Habitually collecting feeds makes one very aware of how many sites don’t (but should!) have them; how many have feeds but don’t prominently list links to them; and how many publications offer central aggregate feeds but not feeds broken down by category or author. I’ve built myself a few tools to help with this.
feedscan
is a bash utility for discovering feeds by checking the routes that
commonly host them: /feed
, /atom.xml
, and so
on. If I find a sweet blog at lukasschwab.me/blog, I try
feedscan https://lukasschwab.me/blog
before digging for a
link on the site itself. It’s totally disconnected from the other
projects discussed here, but it has saved me a lot of frantic
searches.
jsonfeed
is a JSON feed parser and constructor package written in Python, the
backbone to most of my other JSON feed tools. I wrote a Go equivalent,
go-jsonfeed
,
but haven’t used it much. This very blog is generated with a fork of pandoc-blog
,
which generates a JSON feed
using the jsonfeed
package I authored.
I discovered a little running project for myself in building and
hosting public feeds for sites that don’t offer them. I got my start
with arxiv-feeds
,
which converts Atom to JSON using jsonfeed
, but it’s a
relatively boring wrapper. Blogs and news sites are more fun because
they involve scraping feed items from the sites on demand. I wrote
separate Python scraper/generator apps for a couple of sites, then
realized those generators shared a certain procedural structure:
Steps 1, 2, and 4 were essentially shared, so I factored them out
into jsonfeed-wrapper
,
which takes the site-specific HTML-to-feed transform and wraps it with
the standard fetching and feed-serving logic. I originally designed it
for use with Google App Engine, but last weekend I rewrote it to expose
a Google Cloud Function target.2 Cloud Functions save me
a couple bucks a month.
I generate and host feeds for It’s Nice
That, Bandcamp
artists, The
Baffler, and Atlas of Places.
Generating feeds from scraped HTML is somewhat brittle, but these have
been reliable enough for the last few months. Adding a new site to the
list takes about an hour of filling out a jsonfeed-wrapper
template; shortening that time is the jsonfeed-wrapper
project’s north star. Everything deserves a feed.

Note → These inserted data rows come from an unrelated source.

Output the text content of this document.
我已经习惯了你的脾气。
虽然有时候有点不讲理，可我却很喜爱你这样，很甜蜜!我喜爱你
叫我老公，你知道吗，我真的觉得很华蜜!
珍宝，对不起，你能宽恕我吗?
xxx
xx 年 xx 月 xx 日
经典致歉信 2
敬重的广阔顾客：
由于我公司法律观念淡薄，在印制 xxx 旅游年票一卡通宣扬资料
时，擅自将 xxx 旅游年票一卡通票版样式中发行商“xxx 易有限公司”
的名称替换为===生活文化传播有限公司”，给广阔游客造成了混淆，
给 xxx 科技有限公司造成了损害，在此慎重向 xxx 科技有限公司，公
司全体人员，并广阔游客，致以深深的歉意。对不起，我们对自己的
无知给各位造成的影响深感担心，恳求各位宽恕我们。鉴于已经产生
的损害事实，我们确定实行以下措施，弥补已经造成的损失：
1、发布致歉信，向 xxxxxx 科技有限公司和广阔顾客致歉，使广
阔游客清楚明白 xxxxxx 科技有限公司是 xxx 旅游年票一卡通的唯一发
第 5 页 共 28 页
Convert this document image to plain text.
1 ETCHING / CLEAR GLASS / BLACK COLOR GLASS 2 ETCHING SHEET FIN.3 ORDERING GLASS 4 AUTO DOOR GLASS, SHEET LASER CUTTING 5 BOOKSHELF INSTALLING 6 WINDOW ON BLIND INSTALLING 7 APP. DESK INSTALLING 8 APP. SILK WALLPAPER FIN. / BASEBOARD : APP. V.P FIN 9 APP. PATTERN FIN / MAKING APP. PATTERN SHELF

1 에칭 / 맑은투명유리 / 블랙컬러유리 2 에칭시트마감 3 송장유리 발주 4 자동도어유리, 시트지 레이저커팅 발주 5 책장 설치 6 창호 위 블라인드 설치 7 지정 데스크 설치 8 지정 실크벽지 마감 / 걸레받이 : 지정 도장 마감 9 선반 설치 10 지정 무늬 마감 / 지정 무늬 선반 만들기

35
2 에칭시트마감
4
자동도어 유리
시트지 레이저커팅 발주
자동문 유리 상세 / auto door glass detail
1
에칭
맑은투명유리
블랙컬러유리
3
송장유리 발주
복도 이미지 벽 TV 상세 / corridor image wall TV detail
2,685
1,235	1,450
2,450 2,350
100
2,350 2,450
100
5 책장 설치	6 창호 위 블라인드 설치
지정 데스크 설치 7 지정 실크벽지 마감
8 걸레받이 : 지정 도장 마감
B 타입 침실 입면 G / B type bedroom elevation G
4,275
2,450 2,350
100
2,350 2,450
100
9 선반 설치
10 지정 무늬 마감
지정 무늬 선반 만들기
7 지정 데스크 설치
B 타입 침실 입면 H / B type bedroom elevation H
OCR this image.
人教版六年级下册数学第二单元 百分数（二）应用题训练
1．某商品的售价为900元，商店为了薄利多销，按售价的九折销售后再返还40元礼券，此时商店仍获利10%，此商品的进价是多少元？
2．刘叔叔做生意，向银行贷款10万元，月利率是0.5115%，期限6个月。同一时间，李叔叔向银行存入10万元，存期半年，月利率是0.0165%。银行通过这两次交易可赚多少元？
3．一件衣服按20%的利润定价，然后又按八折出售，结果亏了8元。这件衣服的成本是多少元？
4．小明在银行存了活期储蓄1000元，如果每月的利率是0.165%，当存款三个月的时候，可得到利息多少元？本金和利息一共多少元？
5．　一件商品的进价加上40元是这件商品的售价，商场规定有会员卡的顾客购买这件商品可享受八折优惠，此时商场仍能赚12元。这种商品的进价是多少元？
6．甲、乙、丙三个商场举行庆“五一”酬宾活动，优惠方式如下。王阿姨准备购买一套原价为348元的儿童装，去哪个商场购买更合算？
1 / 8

The next frontier: feed filters with CEL
.
cel-go
works neatly with raw JSON, but the JSON Feed schema
is well defined — why not create a CEL
environment with
types and macros for filtering feeds?
I have a Cloud Function that does nothing but parse Bruce Schneier’s RSS feed, filter out the feed items involing squid (Bruce’s hobby outside of security), and re-host the feed. There’s no reason this filtered feed should be re-hosted on its own when it could instead compile a CEL expression it receives from a client:
!item.tags.exists_one(t, t == "squid")
…and just return items where that expression returns
true
. User-defined CEL
expressions are
non-Turing-complete and safe to execute, so I can use them in lieu of
parsing and documenting some feed-specific filter API. Different
requests, passing differenct CEL
expressions, can fetch
differently filtered feeds from the same endpoint.
I will probably never convince anyone to host a feed that behaves this way, but that’s the neat thing about syndication: I can mirror or aggregate other feeds in a feed of my own that provides the interface I want. No need to ask anyone else to implement anything.